I tried to solve it this way

But answer is not true where Did I go wrong?

I cannot read your jpeg clearly, but thank you for providing your work. As far as I can tell based on my poor reading of the jpeg, you made at least one error.

You cannot assume that $\infty * 0 = 0.$

Here is one way to attack the problem:

$\dfrac{x^3}{x^2 + 5} = \dfrac{x^3 + 5x^2 - 5x^2}{x^2 + 5} = \dfrac{x(x^2 + 5) - 5x^2}{x^2 + 5} = x + \dfrac{-\ 5x^2}{x^2 + 5} =$

$x + \dfrac{-\ 5x^2 - 25 + 25}{x^2 + 5} = x + \dfrac{-\ 5(x^2 + 5) + 25}{x^2 + 5} = x - 5 + \dfrac{25}{x^2 + 5}.$

With me so far? (You can get the same result using synthetic or long division.)

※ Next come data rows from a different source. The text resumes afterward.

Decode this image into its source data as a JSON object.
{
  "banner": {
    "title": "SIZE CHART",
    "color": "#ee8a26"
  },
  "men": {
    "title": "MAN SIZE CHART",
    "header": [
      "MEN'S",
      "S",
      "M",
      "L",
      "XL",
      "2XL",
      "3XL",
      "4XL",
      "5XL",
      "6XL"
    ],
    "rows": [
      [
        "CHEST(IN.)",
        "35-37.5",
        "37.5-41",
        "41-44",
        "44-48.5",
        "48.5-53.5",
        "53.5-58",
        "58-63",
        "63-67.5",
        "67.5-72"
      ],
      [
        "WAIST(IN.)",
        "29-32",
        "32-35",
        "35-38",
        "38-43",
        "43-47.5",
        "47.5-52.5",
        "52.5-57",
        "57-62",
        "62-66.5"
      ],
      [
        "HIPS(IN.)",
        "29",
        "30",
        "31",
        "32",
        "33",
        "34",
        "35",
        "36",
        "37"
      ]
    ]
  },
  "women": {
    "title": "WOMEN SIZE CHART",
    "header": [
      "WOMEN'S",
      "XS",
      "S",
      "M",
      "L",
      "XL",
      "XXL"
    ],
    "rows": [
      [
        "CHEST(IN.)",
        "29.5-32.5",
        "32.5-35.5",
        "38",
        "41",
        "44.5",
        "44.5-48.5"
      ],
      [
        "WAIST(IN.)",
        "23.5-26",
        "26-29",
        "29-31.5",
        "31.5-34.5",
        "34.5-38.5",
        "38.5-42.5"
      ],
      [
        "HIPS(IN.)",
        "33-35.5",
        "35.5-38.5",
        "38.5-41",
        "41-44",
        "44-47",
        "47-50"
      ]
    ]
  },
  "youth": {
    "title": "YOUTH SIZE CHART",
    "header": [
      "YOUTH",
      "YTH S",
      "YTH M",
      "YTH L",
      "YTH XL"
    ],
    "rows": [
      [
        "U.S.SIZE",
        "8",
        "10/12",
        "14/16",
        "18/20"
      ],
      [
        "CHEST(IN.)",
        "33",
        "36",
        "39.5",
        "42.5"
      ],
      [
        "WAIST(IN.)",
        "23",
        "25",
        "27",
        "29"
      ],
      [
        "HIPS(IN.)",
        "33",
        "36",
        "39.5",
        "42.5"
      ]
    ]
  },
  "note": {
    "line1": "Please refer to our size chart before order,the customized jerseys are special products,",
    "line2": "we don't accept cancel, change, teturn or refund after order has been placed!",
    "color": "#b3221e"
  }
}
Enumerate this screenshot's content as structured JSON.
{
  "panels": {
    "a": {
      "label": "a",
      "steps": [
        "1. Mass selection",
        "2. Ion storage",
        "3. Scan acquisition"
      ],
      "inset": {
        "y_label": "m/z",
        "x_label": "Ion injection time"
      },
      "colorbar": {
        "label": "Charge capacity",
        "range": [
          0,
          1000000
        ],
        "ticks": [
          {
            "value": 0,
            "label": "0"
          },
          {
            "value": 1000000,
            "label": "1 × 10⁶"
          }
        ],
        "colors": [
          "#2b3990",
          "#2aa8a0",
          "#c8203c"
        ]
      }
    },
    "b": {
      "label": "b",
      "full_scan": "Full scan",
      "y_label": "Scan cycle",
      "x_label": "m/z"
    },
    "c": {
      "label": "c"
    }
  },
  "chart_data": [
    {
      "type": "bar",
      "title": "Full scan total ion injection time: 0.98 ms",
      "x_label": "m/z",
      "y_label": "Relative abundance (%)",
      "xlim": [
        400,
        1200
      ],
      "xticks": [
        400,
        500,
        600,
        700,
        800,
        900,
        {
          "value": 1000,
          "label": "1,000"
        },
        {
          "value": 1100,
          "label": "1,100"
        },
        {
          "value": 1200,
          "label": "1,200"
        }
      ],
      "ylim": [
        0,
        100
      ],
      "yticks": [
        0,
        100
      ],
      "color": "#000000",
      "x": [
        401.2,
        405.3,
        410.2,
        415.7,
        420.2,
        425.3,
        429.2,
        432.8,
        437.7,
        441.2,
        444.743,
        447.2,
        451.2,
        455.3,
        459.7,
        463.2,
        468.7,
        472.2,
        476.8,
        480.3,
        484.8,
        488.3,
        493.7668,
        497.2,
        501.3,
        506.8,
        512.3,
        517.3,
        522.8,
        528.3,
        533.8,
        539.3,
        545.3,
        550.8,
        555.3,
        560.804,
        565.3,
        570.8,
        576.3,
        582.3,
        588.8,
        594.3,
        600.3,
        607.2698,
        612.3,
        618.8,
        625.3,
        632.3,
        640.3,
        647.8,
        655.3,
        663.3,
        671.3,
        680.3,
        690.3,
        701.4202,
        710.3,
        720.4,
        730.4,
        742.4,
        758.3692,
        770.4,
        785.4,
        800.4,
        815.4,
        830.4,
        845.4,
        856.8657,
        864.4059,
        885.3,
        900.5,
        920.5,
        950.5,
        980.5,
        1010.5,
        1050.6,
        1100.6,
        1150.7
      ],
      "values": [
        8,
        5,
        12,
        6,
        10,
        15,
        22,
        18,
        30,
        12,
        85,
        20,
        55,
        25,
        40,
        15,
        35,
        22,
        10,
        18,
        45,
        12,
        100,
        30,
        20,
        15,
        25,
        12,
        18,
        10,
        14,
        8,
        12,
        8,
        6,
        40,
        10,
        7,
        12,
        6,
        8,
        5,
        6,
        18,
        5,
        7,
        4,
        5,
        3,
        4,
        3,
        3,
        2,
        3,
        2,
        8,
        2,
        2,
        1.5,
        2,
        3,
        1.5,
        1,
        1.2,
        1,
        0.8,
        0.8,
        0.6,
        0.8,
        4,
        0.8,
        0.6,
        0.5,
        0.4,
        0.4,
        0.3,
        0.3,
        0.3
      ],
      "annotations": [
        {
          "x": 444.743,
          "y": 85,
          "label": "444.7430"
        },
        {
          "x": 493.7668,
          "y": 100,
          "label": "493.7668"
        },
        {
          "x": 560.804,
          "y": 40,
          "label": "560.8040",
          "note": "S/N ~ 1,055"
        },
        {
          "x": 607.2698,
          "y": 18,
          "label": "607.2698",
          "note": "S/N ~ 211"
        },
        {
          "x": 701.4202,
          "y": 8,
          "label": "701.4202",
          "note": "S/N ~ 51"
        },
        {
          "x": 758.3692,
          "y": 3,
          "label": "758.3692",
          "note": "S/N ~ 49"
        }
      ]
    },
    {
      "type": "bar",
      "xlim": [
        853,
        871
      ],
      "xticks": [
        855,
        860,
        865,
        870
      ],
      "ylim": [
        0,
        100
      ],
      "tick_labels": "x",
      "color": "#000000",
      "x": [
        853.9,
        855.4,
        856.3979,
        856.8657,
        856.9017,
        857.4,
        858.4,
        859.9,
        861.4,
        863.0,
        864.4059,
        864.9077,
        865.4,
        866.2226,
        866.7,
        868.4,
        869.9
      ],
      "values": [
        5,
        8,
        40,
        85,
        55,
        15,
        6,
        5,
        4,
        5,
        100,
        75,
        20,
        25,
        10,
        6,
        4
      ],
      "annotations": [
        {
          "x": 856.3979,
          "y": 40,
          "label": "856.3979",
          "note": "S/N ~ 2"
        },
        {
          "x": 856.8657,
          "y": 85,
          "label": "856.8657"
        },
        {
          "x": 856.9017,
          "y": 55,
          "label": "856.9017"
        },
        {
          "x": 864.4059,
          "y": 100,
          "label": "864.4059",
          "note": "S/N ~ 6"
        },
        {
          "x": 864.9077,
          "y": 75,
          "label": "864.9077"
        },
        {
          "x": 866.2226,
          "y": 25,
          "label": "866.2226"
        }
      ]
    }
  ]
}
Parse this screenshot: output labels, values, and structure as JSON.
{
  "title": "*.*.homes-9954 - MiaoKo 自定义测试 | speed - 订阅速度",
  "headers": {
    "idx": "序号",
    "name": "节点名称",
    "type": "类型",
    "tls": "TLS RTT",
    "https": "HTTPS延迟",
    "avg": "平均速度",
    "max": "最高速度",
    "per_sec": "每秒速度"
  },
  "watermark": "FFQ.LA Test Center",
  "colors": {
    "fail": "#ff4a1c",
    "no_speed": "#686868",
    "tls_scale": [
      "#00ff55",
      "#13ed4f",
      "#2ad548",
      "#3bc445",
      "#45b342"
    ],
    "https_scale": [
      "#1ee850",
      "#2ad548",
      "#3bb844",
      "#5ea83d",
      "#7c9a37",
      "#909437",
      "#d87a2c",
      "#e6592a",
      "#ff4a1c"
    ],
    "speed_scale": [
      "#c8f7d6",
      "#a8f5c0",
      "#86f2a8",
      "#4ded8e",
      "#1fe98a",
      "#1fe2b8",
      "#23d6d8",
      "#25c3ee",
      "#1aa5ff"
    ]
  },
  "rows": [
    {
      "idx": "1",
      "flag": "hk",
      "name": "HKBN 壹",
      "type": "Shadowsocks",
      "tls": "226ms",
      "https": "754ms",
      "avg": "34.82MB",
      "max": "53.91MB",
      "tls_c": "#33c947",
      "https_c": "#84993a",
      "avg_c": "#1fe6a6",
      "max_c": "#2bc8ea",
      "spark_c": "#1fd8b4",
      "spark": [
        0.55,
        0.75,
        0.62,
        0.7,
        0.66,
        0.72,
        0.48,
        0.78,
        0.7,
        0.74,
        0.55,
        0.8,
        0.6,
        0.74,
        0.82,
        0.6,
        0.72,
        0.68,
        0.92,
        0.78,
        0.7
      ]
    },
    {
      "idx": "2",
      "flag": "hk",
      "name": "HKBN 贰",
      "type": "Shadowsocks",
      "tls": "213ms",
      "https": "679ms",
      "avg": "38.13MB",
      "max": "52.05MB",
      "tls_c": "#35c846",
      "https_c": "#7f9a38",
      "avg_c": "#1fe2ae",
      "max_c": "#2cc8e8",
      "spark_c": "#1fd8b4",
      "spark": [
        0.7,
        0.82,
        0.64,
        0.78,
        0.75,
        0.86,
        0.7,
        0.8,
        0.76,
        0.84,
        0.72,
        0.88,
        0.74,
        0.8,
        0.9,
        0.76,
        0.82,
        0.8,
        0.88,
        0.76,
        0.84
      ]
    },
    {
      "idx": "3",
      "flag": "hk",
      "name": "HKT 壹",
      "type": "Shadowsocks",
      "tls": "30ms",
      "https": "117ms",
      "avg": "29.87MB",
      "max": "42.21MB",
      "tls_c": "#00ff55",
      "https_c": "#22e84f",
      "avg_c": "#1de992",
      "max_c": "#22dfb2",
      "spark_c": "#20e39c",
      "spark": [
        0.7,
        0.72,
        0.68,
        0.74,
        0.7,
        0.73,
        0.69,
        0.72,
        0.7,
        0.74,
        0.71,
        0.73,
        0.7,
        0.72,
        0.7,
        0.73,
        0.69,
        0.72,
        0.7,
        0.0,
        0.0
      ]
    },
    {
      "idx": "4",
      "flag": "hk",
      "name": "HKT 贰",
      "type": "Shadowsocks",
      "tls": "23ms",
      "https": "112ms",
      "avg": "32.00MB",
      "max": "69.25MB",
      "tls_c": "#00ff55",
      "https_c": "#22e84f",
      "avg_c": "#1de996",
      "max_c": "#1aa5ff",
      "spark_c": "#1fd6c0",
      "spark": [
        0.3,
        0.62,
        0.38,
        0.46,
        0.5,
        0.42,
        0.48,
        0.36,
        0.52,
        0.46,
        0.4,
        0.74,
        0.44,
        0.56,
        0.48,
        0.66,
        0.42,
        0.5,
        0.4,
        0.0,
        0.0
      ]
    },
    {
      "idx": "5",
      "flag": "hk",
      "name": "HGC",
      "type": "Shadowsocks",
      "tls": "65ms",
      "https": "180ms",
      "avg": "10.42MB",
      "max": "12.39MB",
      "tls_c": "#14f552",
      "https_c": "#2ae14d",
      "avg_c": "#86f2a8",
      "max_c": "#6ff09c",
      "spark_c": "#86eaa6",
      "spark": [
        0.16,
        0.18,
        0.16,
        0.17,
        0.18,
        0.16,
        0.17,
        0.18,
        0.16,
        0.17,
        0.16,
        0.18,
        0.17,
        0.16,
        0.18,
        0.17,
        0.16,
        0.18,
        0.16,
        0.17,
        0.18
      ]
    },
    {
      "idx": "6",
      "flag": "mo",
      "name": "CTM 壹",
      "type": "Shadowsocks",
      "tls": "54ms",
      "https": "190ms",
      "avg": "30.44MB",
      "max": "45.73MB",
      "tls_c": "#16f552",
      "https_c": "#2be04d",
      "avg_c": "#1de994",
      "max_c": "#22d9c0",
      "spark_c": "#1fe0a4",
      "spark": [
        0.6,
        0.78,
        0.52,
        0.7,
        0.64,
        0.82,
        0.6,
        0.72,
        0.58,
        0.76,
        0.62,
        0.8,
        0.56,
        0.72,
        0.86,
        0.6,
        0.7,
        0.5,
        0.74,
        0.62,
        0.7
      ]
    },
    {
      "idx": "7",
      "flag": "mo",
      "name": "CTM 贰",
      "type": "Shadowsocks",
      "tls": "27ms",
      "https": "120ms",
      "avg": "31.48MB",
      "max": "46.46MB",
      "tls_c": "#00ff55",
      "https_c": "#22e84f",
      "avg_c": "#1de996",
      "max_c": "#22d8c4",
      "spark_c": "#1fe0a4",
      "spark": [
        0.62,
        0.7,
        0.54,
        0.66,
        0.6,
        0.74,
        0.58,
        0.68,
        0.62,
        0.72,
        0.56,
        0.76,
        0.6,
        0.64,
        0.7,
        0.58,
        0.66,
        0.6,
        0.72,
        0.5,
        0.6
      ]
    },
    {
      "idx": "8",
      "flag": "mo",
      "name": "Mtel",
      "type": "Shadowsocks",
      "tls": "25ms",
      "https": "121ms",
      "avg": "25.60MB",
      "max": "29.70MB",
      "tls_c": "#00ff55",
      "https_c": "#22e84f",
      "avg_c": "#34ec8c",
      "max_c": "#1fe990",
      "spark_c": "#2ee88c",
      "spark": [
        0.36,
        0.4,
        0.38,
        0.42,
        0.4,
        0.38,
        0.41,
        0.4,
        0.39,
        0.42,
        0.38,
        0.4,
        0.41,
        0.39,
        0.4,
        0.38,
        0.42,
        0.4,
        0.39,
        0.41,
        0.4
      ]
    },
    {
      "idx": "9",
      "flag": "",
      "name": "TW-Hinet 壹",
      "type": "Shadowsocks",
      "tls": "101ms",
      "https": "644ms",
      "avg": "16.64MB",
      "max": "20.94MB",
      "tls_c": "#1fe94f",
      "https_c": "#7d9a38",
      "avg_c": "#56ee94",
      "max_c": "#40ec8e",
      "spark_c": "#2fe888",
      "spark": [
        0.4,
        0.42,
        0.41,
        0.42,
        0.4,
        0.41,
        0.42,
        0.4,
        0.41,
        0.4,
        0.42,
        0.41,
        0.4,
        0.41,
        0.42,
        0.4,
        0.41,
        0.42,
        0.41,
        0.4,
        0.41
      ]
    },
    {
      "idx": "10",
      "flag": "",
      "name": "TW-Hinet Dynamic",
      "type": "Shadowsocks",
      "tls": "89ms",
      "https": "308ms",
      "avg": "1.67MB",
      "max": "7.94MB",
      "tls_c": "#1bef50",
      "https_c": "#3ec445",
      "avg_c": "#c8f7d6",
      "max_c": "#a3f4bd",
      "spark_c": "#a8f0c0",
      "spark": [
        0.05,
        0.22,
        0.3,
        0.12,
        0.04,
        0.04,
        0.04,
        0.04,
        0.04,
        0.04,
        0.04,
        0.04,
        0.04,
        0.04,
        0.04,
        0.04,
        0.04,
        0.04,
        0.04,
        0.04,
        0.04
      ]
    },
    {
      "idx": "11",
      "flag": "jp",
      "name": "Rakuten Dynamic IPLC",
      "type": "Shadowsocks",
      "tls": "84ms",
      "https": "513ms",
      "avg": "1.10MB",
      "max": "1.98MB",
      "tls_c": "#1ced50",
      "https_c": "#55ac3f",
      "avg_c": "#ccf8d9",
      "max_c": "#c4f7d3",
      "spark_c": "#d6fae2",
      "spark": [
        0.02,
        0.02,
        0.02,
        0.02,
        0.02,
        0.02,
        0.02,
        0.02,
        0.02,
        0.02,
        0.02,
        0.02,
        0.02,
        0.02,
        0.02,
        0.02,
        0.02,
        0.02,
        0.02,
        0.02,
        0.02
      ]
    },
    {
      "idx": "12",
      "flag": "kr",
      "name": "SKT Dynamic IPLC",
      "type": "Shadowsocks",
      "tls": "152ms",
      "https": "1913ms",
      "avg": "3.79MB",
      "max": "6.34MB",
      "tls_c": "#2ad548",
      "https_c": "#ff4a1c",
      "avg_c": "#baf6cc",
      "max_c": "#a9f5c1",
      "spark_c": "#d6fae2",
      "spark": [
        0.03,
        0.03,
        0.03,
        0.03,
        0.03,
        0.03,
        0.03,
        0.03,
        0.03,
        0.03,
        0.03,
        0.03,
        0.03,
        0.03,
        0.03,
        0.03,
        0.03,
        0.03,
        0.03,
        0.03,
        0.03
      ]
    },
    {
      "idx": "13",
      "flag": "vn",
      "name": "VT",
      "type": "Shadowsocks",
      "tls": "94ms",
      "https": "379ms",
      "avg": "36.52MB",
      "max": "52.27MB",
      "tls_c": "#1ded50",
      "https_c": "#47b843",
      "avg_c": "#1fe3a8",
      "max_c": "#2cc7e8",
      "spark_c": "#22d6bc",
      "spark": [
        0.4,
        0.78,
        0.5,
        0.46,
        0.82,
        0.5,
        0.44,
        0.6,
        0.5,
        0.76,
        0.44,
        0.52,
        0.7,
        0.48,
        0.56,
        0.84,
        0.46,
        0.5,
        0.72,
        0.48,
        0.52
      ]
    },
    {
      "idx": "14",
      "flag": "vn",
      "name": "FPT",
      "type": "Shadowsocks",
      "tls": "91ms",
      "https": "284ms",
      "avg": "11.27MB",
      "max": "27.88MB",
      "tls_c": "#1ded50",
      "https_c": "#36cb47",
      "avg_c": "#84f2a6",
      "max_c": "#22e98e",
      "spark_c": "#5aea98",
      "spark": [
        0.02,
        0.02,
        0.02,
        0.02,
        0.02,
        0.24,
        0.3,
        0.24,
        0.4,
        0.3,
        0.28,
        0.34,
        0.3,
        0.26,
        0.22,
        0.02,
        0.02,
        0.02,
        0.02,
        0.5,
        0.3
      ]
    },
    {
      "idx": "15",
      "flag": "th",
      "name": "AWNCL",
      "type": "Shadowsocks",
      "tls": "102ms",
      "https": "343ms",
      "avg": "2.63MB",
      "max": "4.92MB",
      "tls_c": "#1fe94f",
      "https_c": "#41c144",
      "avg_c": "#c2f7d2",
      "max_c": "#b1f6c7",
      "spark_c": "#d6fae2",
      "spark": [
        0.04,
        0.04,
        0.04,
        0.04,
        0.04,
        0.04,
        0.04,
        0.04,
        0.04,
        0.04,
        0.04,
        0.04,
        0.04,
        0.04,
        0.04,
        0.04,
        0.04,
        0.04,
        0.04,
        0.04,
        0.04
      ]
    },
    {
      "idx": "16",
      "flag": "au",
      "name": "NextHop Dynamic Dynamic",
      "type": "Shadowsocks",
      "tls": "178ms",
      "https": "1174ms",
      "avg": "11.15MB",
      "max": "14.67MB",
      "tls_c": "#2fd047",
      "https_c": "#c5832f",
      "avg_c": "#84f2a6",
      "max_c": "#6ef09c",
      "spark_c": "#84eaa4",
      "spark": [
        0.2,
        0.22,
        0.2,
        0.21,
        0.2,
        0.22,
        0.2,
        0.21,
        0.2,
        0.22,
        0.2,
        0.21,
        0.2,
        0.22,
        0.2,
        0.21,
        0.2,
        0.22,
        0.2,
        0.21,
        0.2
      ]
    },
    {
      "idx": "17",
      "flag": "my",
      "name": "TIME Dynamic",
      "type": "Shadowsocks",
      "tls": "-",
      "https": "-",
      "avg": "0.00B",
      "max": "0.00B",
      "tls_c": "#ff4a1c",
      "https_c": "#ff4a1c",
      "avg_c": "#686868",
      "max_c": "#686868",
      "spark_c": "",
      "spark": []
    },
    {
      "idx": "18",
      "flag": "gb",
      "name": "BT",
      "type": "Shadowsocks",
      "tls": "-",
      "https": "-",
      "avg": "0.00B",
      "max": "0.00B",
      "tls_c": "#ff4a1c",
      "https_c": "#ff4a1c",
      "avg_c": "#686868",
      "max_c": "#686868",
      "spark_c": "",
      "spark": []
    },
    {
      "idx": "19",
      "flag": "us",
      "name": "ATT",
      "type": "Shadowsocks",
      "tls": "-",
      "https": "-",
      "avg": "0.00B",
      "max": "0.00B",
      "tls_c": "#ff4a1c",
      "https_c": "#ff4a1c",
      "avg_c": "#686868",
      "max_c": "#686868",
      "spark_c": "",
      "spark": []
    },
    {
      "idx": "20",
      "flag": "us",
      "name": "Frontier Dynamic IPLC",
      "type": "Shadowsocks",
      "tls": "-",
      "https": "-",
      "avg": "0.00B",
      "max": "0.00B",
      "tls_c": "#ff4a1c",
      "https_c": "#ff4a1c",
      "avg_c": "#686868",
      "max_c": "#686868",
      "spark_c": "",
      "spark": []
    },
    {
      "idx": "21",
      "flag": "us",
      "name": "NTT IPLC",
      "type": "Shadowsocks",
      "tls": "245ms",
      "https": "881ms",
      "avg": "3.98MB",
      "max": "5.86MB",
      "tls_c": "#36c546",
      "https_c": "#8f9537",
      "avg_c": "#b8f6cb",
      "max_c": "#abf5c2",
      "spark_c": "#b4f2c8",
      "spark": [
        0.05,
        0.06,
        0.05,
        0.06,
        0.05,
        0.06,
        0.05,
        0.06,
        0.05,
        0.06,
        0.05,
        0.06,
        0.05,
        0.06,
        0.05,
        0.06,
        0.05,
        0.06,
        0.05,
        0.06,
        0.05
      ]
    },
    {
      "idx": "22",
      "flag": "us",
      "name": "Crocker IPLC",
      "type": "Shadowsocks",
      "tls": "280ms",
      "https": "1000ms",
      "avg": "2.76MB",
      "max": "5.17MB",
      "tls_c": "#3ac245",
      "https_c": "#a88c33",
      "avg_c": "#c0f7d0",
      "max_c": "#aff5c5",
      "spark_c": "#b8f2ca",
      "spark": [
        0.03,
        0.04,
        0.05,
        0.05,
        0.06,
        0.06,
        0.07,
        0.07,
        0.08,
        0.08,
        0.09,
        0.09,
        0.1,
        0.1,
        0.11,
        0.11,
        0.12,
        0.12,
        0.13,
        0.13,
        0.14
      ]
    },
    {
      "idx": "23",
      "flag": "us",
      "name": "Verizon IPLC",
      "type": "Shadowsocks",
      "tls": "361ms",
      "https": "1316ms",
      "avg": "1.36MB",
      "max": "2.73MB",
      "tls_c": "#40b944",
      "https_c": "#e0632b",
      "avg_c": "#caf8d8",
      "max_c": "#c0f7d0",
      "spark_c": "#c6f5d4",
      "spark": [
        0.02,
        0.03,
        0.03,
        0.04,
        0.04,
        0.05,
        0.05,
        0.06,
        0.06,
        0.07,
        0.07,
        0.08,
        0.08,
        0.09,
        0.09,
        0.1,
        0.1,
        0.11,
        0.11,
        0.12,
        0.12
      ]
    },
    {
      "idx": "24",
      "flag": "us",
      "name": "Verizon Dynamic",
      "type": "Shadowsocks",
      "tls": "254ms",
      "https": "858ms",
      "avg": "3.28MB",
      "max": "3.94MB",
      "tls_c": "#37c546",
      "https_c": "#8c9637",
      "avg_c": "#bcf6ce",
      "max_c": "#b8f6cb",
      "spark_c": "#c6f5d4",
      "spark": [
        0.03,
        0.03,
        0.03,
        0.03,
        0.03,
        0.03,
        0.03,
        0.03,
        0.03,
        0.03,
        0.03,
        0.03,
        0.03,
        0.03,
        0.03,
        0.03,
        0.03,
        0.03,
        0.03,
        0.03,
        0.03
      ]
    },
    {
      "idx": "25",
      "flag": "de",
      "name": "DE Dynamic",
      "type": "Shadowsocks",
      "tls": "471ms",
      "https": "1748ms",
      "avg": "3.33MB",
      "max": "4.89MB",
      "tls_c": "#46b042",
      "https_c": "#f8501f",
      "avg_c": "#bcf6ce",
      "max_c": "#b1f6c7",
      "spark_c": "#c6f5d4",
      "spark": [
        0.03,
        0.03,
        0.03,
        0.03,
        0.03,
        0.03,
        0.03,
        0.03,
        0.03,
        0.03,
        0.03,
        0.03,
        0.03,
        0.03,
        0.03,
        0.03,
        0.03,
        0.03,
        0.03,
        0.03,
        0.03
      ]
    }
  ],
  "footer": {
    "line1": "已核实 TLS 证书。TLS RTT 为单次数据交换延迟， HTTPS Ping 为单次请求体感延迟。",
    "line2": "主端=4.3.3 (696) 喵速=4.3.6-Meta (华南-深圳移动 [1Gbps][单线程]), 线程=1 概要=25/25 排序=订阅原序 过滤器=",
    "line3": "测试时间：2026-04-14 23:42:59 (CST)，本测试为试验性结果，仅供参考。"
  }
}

One of the laws of limits, speaking a bit loosely, is that the limit of a sum equals the sum of the limits.

$\displaystyle \therefore \lim_{x \rightarrow - \infty} \left ( \dfrac{x^3}{x^2 + 5} \right ) = \lim_{x \rightarrow - \infty} \left (x - 5 + \dfrac{25}{x^2 + 5} \right ) =$

$\displaystyle \lim_{x \rightarrow - \infty} (x) + \lim_{x \rightarrow -\infty} (-\ 5) + \lim_{x \rightarrow - \infty} \left ( \dfrac{25}{x^2 + 5} \right ) = - \ \infty - 5 + 0 = -\ \infty.$

Make sense?

EDIT: I see that Dan beat me to an answer.